Я начал понимать кое-что, когда вечером с чемоданом в руке пришел к Матерам. Чарли Матер работал сельским почтмейстером, однако, когда к власти пришли республиканцы, на эту должность назначили Ховарда Хюммеля, и Чарли Матер с тех пор таил обиду. Он был вечно недоволен. Когда он показал мне мою комнату, я увидел, что она не достроена: пол из неструганых досок, а потолок состоял лишь из стропил и черепицы.
– Мы делали комнату для дочери, – сказал Матер. – Она умерла. Одним ртом меньше.
Кроватью служил вытертый матрас, брошенный прямо на пол, и старое армейское одеяло на нем. Зимой в этой комнате замерз бы эскимос. Но я заметил письменный стол и керосиновую лампу, и я все еще «видел звезды», и я сказал: прекрасно, мне нравится здесь, или нечто в этом духе. Матер буркнул что-то недоверчиво в ответ.
На ужин подали картошку и кукурузу со сметаной.
– На мясо не рассчитывайте, – проворчал Матер. – Хотите – экономьте и покупайте себе сами. Мне платят за то, чтоб кормить вас, а не за то, чтоб вы жировали.
Я ел мясо за их столом не больше шести раз, да и случилось это лишь однажды, когда кто-то дал Матерам гуся и мы только им и питались каждый день, пока не съели. Со временем некоторые ученики стали приносить мне сэндвичи с ветчиной и говядиной – их родители знали натуру Матера. Сам же Матер обильно обедал в полдень, однако мне дал понять, что во время обеда я обязан был находиться в школе – «проводя дополнительные занятия и применяя наказания».
Они все там верили в пользу физических наказаний. В первый же день учительства я понял это. Я сказал «учительства», хотя единственное, что мне удалось тогда, – это утихомирить учеников на пару часов, записать их имена и задать несколько вопросов. Я был ошеломлен. Из старших девочек только две умели читать. В арифметике дети ушли не дальше простого сложения и вычитания, и лишь немногие слышали о зарубежных странах, а один мальчик даже не верил в их существование.
– Да не бывает такого, – заявил мне этот тощий десятилетка. – Что, где-то есть место, где не живут американцы? Где даже не говорят по-американски?
Он даже не смог продолжать, громко рассмеявшись над абсурдностью подобной мысли, и я обратил внимание на его рот, полный ужасных, почерневших зубов.
– А как же война, придурок? – бросил ему другой мальчик. – Ты что, не слышал о немцах?
Прежде чем я успел среагировать, первый мальчик вскочил и набросился с кулаками на второго. Он был в такой ярости, будто хотел убить обидчика. Я попытался растащить их – девчонки все визжали – и схватил напавшего за руку.
– Он прав, – сказал я. – Он не должен был обзываться, но он прав.
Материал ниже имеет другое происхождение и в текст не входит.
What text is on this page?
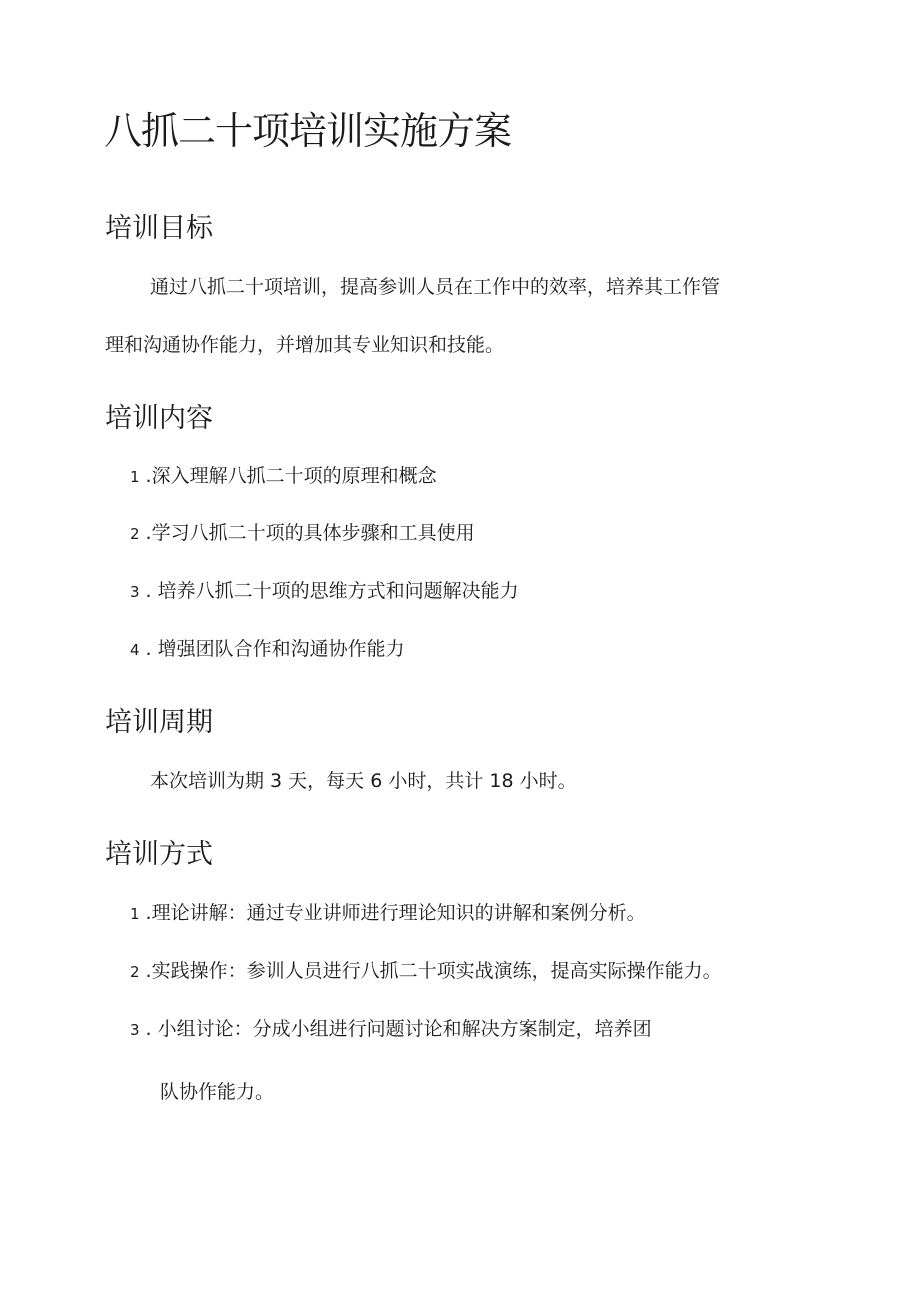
八抓二十项培训实施方案
培训目标

通过八抓二十项培训，提高参训人员在工作中的效率，培养其工作管

理和沟通协作能力，并增加其专业知识和技能。

培训内容

1 .深入理解八抓二十项的原理和概念

2 .学习八抓二十项的具体步骤和工具使用

3 . 培养八抓二十项的思维方式和问题解决能力

4 . 增强团队合作和沟通协作能力

培训周期

本次培训为期 3 天，每天 6 小时，共计 18 小时。

培训方式

1 .理论讲解：通过专业讲师进行理论知识的讲解和案例分析。

2 .实践操作：参训人员进行八抓二十项实战演练，提高实际操作能力。

3 . 小组讨论：分成小组进行问题讨论和解决方案制定，培养团

队协作能力。
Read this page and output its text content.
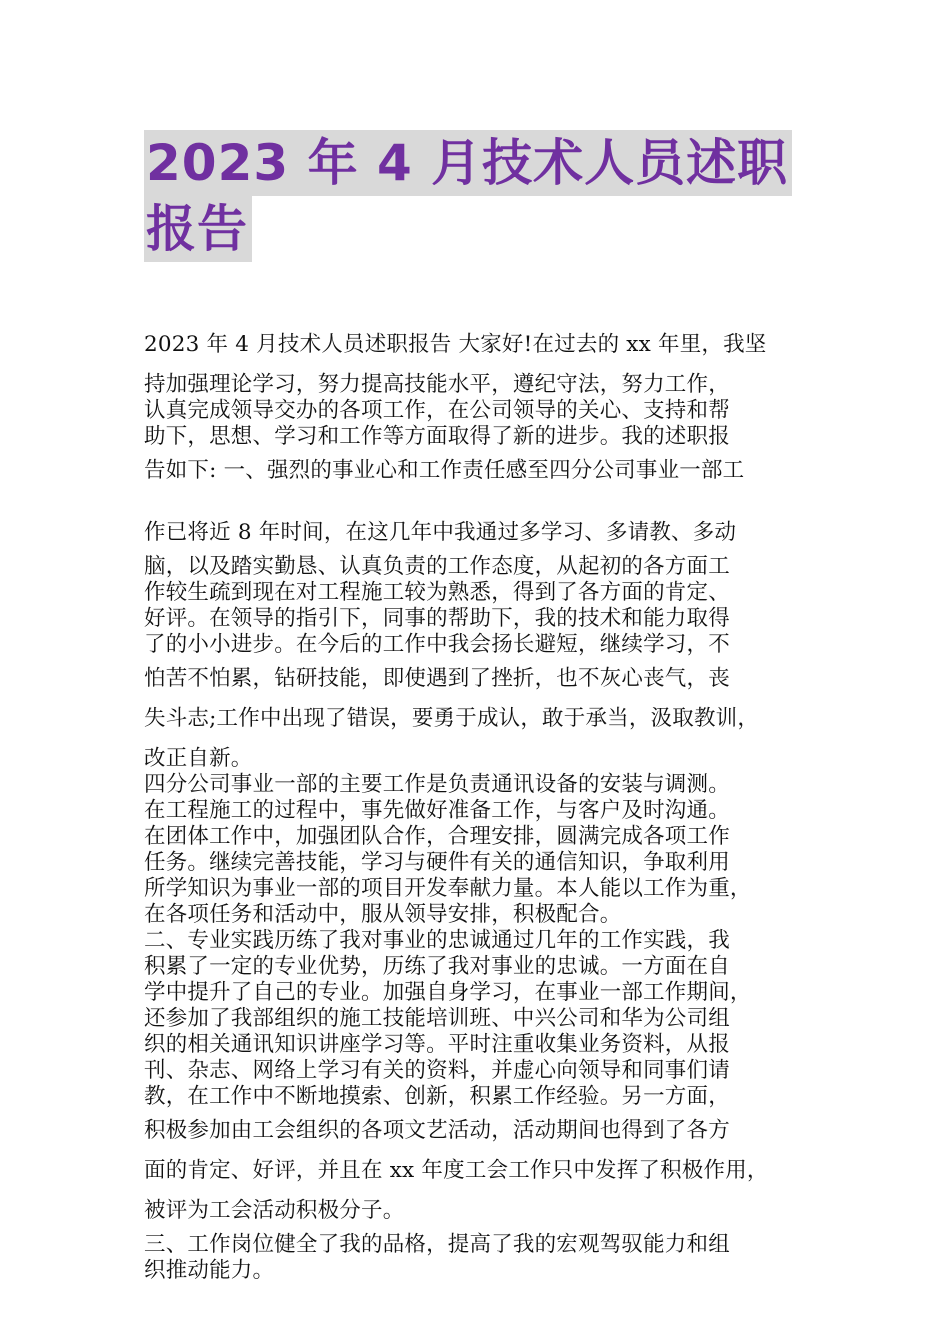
2023 年 4 月技术人员述职
报告
2023 年 4 月技术人员述职报告 大家好!在过去的 xx 年里，我坚
持加强理论学习，努力提高技能水平，遵纪守法，努力工作，
认真完成领导交办的各项工作，在公司领导的关心、支持和帮
助下，思想、学习和工作等方面取得了新的进步。我的述职报
告如下: 一、强烈的事业心和工作责任感至四分公司事业一部工
作已将近 8 年时间，在这几年中我通过多学习、多请教、多动
脑，以及踏实勤恳、认真负责的工作态度，从起初的各方面工
作较生疏到现在对工程施工较为熟悉，得到了各方面的肯定、
好评。在领导的指引下，同事的帮助下，我的技术和能力取得
了的小小进步。在今后的工作中我会扬长避短，继续学习，不
怕苦不怕累，钻研技能，即使遇到了挫折，也不灰心丧气，丧
失斗志;工作中出现了错误，要勇于成认，敢于承当，汲取教训，
改正自新。
四分公司事业一部的主要工作是负责通讯设备的安装与调测。
在工程施工的过程中，事先做好准备工作，与客户及时沟通。
在团体工作中，加强团队合作，合理安排，圆满完成各项工作
任务。继续完善技能，学习与硬件有关的通信知识，争取利用
所学知识为事业一部的项目开发奉献力量。本人能以工作为重，
在各项任务和活动中，服从领导安排，积极配合。
二、专业实践历练了我对事业的忠诚通过几年的工作实践，我
积累了一定的专业优势，历练了我对事业的忠诚。一方面在自
学中提升了自己的专业。加强自身学习，在事业一部工作期间，
还参加了我部组织的施工技能培训班、中兴公司和华为公司组
织的相关通讯知识讲座学习等。平时注重收集业务资料，从报
刊、杂志、网络上学习有关的资料，并虚心向领导和同事们请
教，在工作中不断地摸索、创新，积累工作经验。另一方面，
积极参加由工会组织的各项文艺活动，活动期间也得到了各方
面的肯定、好评，并且在 xx 年度工会工作只中发挥了积极作用，
被评为工会活动积极分子。
三、工作岗位健全了我的品格，提高了我的宏观驾驭能力和组
织推动能力。
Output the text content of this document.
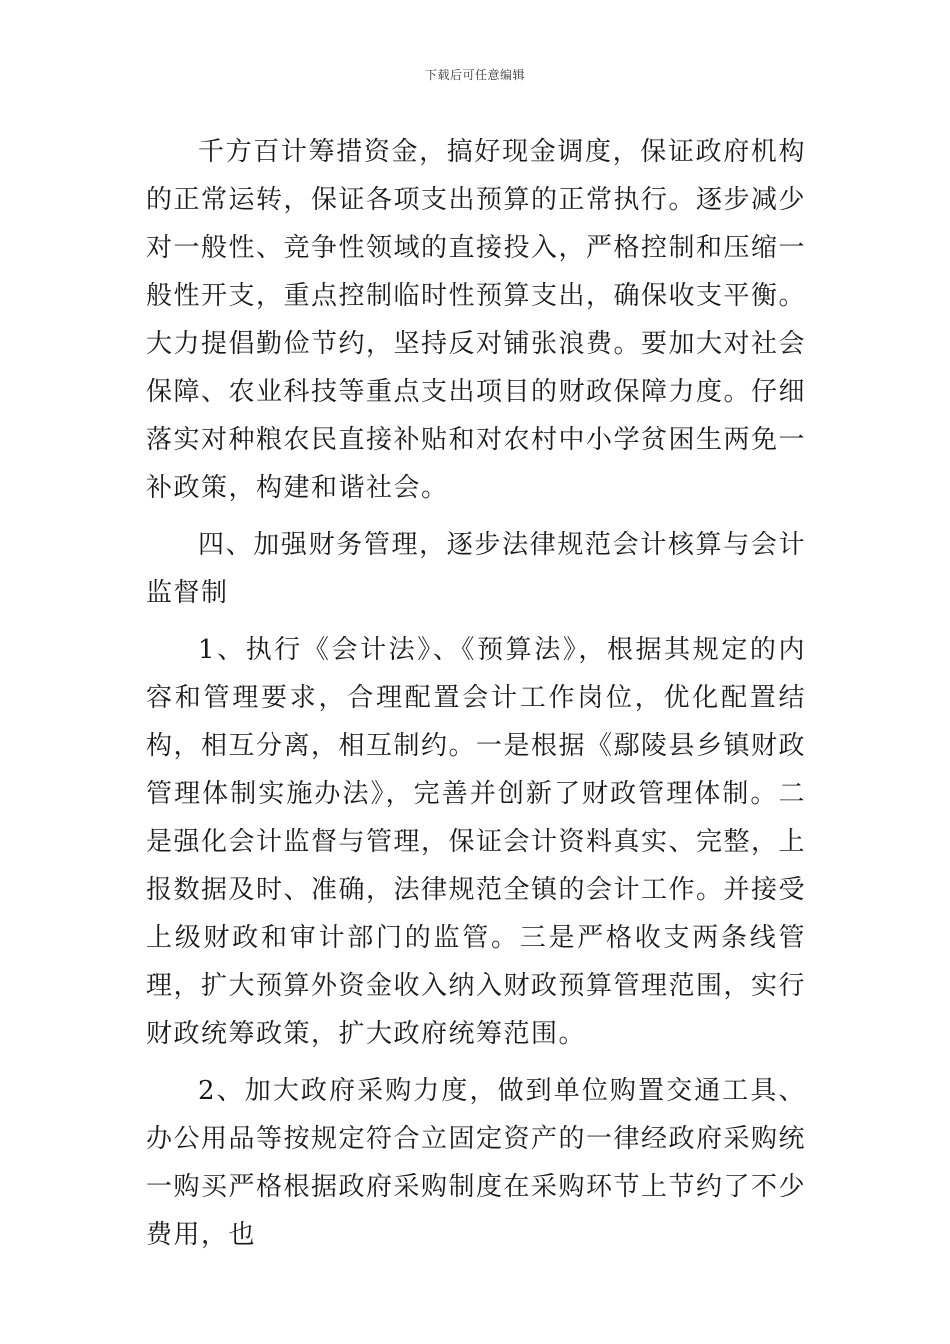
下载后可任意编辑

千方百计筹措资金，搞好现金调度，保证政府机构的正常运转，保证各项支出预算的正常执行。逐步减少对一般性、竞争性领域的直接投入，严格控制和压缩一般性开支，重点控制临时性预算支出，确保收支平衡。大力提倡勤俭节约，坚持反对铺张浪费。要加大对社会保障、农业科技等重点支出项目的财政保障力度。仔细落实对种粮农民直接补贴和对农村中小学贫困生两免一补政策，构建和谐社会。

四、加强财务管理，逐步法律规范会计核算与会计监督制

1、执行《会计法》、《预算法》，根据其规定的内容和管理要求，合理配置会计工作岗位，优化配置结构，相互分离，相互制约。一是根据《鄢陵县乡镇财政管理体制实施办法》，完善并创新了财政管理体制。二是强化会计监督与管理，保证会计资料真实、完整，上报数据及时、准确，法律规范全镇的会计工作。并接受上级财政和审计部门的监管。三是严格收支两条线管理，扩大预算外资金收入纳入财政预算管理范围，实行财政统筹政策，扩大政府统筹范围。

2、加大政府采购力度，做到单位购置交通工具、办公用品等按规定符合立固定资产的一律经政府采购统一购买严格根据政府采购制度在采购环节上节约了不少费用，也
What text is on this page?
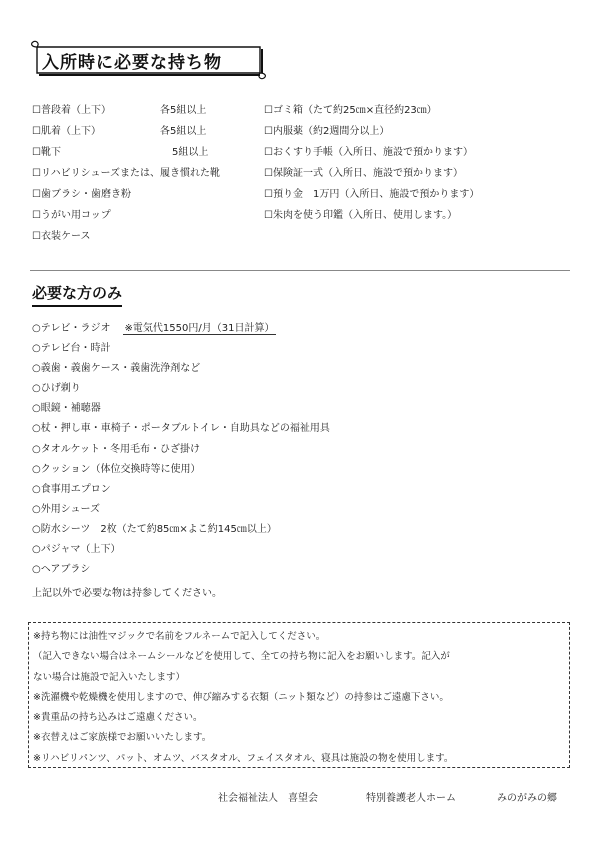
入所時に必要な持ち物
☐普段着（上下）	各5組以上
☐肌着（上下）	各5組以上
☐靴下	5組以上
☐リハビリシューズまたは、履き慣れた靴
☐歯ブラシ・歯磨き粉
☐うがい用コップ
☐衣装ケース
☐ゴミ箱（たて約25㎝×直径約23㎝）
☐内服薬（約2週間分以上）
☐おくすり手帳（入所日、施設で預かります）
☐保険証一式（入所日、施設で預かります）
☐預り金　1万円（入所日、施設で預かります）
☐朱肉を使う印鑑（入所日、使用します。）
必要な方のみ
○テレビ・ラジオ ※電気代1550円/月（31日計算）
○テレビ台・時計
○義歯・義歯ケース・義歯洗浄剤など
○ひげ剃り
○眼鏡・補聴器
○杖・押し車・車椅子・ポータブルトイレ・自助具などの福祉用具
○タオルケット・冬用毛布・ひざ掛け
○クッション（体位交換時等に使用）
○食事用エプロン
○外用シューズ
○防水シーツ　2枚（たて約85㎝×よこ約145㎝以上）
○パジャマ（上下）
○ヘアブラシ
上記以外で必要な物は持参してください。
※持ち物には油性マジックで名前をフルネームで記入してください。
（記入できない場合はネームシールなどを使用して、全ての持ち物に記入をお願いします。記入が
ない場合は施設で記入いたします）
※洗濯機や乾燥機を使用しますので、伸び縮みする衣類（ニット類など）の持参はご遠慮下さい。
※貴重品の持ち込みはご遠慮ください。
※衣替えはご家族様でお願いいたします。
※リハビリパンツ、パット、オムツ、バスタオル、フェイスタオル、寝具は施設の物を使用します。
社会福祉法人　喜望会	特別養護老人ホーム	みのがみの郷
Немцы – это люди, которые живут в Германии, и мировая война…
Я вдруг остановился, потому что мальчишка вдруг зарычал на меня. На губах выступила слюна. Он напоминал бешеную собаку, и я впервые подумал, что он, возможно, умственно отсталый. Он был готов ударить меня.
– А теперь извинись перед своим товарищем, – сказал я ему.
– Он мне не товарищ.
– Извинись!
– Да он странный, сэр, – сказал второй мальчик. Его лицо побледнело, в глазах читался испуг, и под глазом уже расцветал синяк. – Зря я обозвал его.
Я спросил первого, как его имя.
– Фэнни Бэйт, – с трудом проговорил тот слюнявым ртом, явно успокаиваясь. Я отправил второго на место.
– Фэнни, – сказал я. – Вся беда в том, что ты был не прав. Америка – это еще не весь мир, так же точно, как и Нью-Йорк – это не все Соединенные Штаты.
Пожалуй, для Фэнни это было слишком сложно, и я понял, что потерял его. Затем я усадил его за первую парту и принялся чертить мелом на доске карту.
– Вот это – Соединенные Штаты Америки, вот здесь – Мексика, а тут – Атлантический океан…
Фэнни угрюмо качал головой.
– Враки! – выпалил он. – Это все враки. Ничего там нету. НЕТУ!
Выкрикнув это, он с силой оттолкнул и опрокинул парту.
Я попросил его поднять парту, и, когда он отрицательно покачал головой, а слюна снова выступила у него на губах, мне пришлось сделать это самому. Некоторые дети раскрыли от удивления рты.
– Значит, ты никогда не слышал о картах и других странах? – спросил его я.
Фэнни кивнул:
– Брехня все.
– Кто тебе это сказал?
Он покачал головой и отказался отвечать. Если бы Фэнни хоть чем-то показал свою неуверенность в сказанном, я бы подумал, что он повторяет слова своих родителей, однако ничего не отразилось на его лице – он был просто зол и мрачен.